Study reveals the importance of family in college admission

At WU, 38% of legacies were admitted to the University in 2010

| Staff Reporter

According to a recent study, institutions of higher education might value legacies more than previously thought.

Legacies might even be the deciding factor in an increasingly competitive college admissions world.

The study conducted by Michael Hurwitz, a doctoral student at the Harvard Graduate School of Education, reported that applicants with a family member who attended a highly selective college are twice as likely to be admitted as their equally qualified non-legacy counterparts.

For what Hurwitz terms “primary legacy candidates”—applicants with at least one parent who attended the college as an undergraduate—the probability of admission is seven times as likely as non-legacy applicants.

Hurwitz cannot disclose whether Washington University was one of the 30 highly selective institutions that provided him with data. But according to the Office of Undergraduate admissions, the legacy trend is observable at Washington University.

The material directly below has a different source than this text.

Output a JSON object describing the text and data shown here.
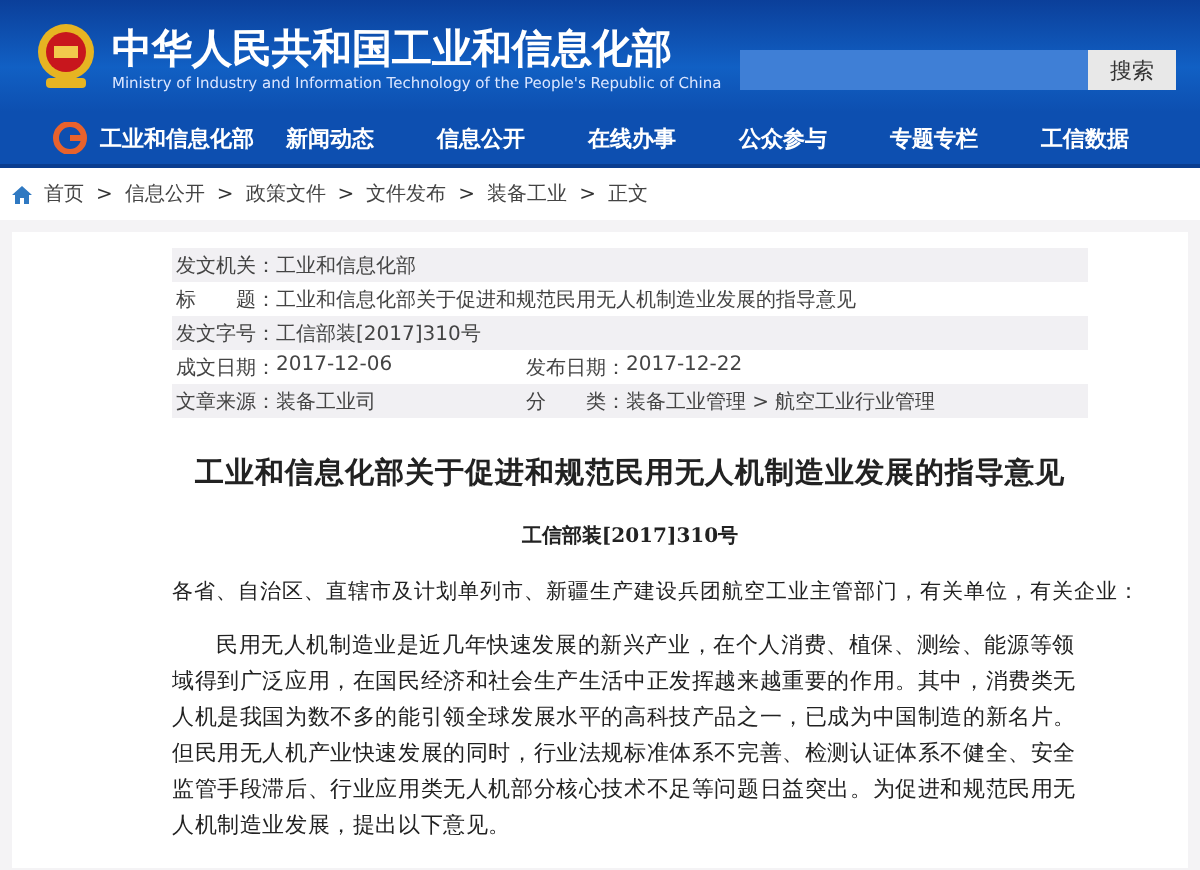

“For as long as I can remember, the Admissions Office has tried to continue family relationships whenever possible,” said Julie Shimabukuro, director of undergraduate admissions. “In the fall 2010 freshman class, approximately 5 percent of admitted students had one or more parent graduate from the University.”

According to Shimabukuro, applicants who have at least one Wash. U. graduate as a parent are admitted to the University at a higher rate than others. For example, last fall, the difference in probability of admission between non-legacy and legacy applicants was approximately 21 to 38 percent.

But according to Shimabukuro, this discrepancy may be due to the difference in admission rates between early decision and regular decision admission rounds. Nearly half of enrolling legacies were admitted in the early decision round.

“Because our admit rate in the early decision round is usually higher than in the regular round for all applicants, not just legacies, one would expect to see a higher admit rate overall [for legacy applicants],” Shimabukuro said.

Junior Anna-Marie Muchen thinks the “legacy factor” is fine.

“When it comes to two equally qualified applicants, colleges need to use something to decide between them,” Muchen said. “Even though legacies may have a higher chance of getting in, colleges are still going to admit those that they feel are a fit for the school.”

According to Hurwitz, the admittance rate for legacy students at the schools he sampled does not greatly decrease other students’ odds of acceptance. This is due in part to the large applicant pool at the sampled schools.

“My sense is that the percentage [of legacy advantage over non-legacy] has been dropping over the years, as the applications have risen,” Shimabukuro said. “As you can imagine, it has been difficult to admit all of the students who would like to attend Washington University, even those who have a family relationship.”